今回のブログの記事は、このブログを書き進めることを習慣化する目的で、読書記録に方針を一時転換しようと考えている。そこで最初の読書記録は、武部健一の『道路の日本史』である。
1.本との出会い
この本と出合いは、筆者がよく見る動画配信サービスにおいて都市開発シミュレーションゲーム《Cities:Skyline》中心に実況をしている動画配信者による紹介である。その配信者は、武部健一を日本で道路の技術と歴史を網羅した人物であると評価している。私は、その評価を基にどのような本かと思い、紹介された日の翌日に本屋へ赴き購入した。
2.本の概要
さて、この本は2015年に中央公論新社の中公新書で出版された。この本は第1章から終章までの7章建てという構成で日本の道路の通史を書き出している。そして、著者がこの本を記したのは、はじめににおいて述べられており、自身が高速道路の建設に携わっているときに高速道路の計画路線に国分寺の遺跡がかかっていることを疑問の発端としている。そこで著者は、古代、中世、近世、近代や現代の道路の歴史を調べることで日本と道路の双方の歴史を鮮明に書き出そうとしている。
第1章では道路の通史を語るうえで外すことのできないとされているヨーロッパの道路史と中国の道路史を述べている。第2章では、古代日本に造られた七道駅路といった古代道について述べ、日本の道路史の黎明を書き出している。そのことによって、古代の道路と現代の高速道路の共通点である計画性と直達性であることを示している。第3章では、中世日本における日本道路史を整理し、古代の道路が衰退していく中で、それと異なる道路システムが形成されていく。第4章では、近世日本における道路史について述べ、江戸時代の道路の特徴を洗い出している。そのことにより、五街道の整備が現代の一般国道につながったということを述べている。第5章では近代日本における道路史を分析し、鉄道が中心となっていた近代日本において道路がどのような役割を果たしていたのかを述べている。第6章で、自身の経験を基に戦後の高速道路建設における過程を洗い出している。終章では、今後の日本における道路の展望と課題を述べている。
3.所感
この本は、日本の道路の通史を記している。
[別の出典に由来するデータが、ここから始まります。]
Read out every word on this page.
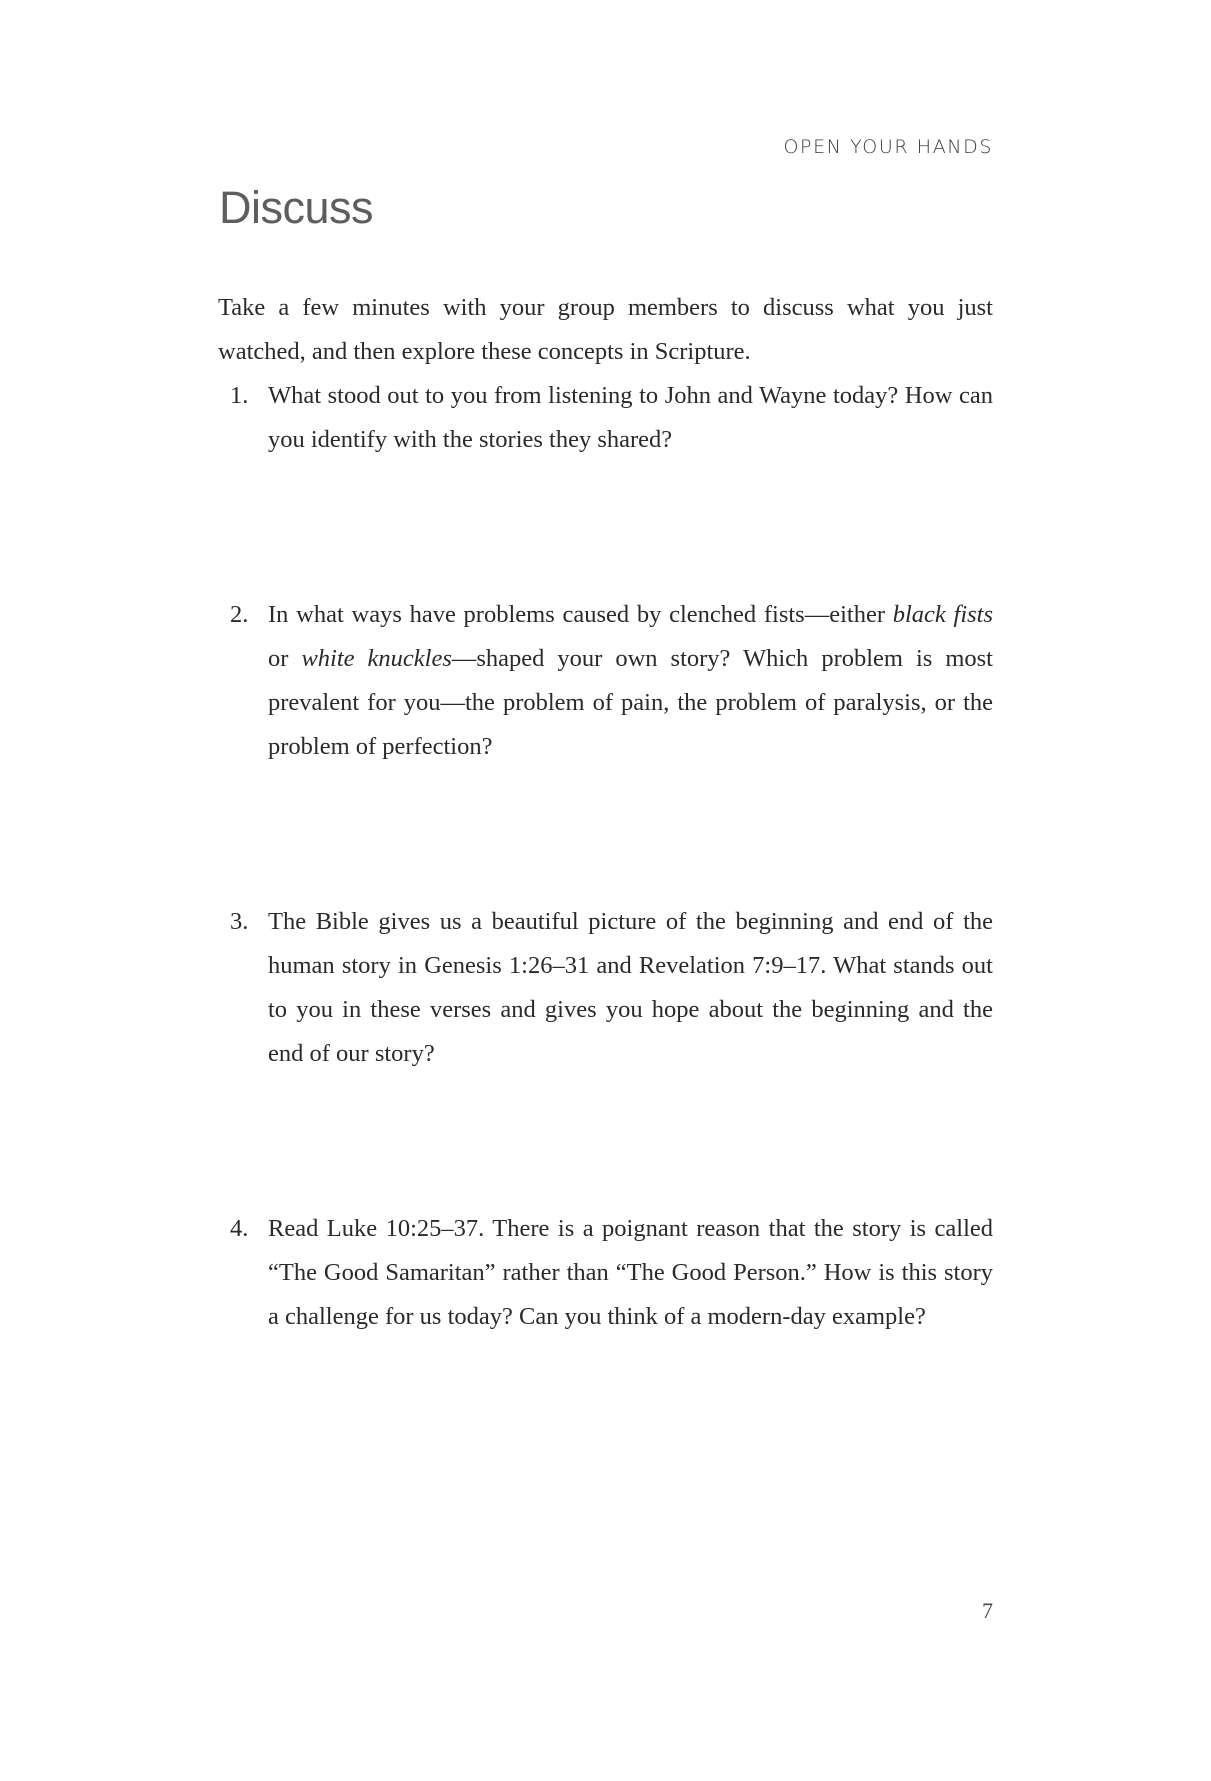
OPEN YOUR HANDS
Discuss

Take a few minutes with your group members to discuss what you just watched, and then explore these concepts in Scripture.

1. What stood out to you from listening to John and Wayne today? How can you identify with the stories they shared?
2. In what ways have problems caused by clenched fists—either black fists or white knuckles—shaped your own story? Which problem is most prevalent for you—the problem of pain, the problem of paralysis, or the problem of perfection?
3. The Bible gives us a beautiful picture of the beginning and end of the human story in Genesis 1:26–31 and Revelation 7:9–17. What stands out to you in these verses and gives you hope about the beginning and the end of our story?
4. Read Luke 10:25–37. There is a poignant reason that the story is called “The Good Samaritan” rather than “The Good Person.” How is this story a challenge for us today? Can you think of a modern-day example?
7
古代・中世・近世・近代・現代とその時代において中心につくられた道路の特徴をとらえており、古代の道路と現代の高速道路の共通性を導き出している。そして、権力者の変化とともに主要となる道路の用途が変化していることが、分かりやすく書かれている。日本の道路の政治史として見ても面白いと思われる。
現代の都市政策において都市景観とかなり重要視されている。そうした中で都市において新しい道路を造るもしくは既存の道路を更新していくかが課題となっている。都市景観も考えたうえで道路の設計を考えていくことが必要であると考えられる。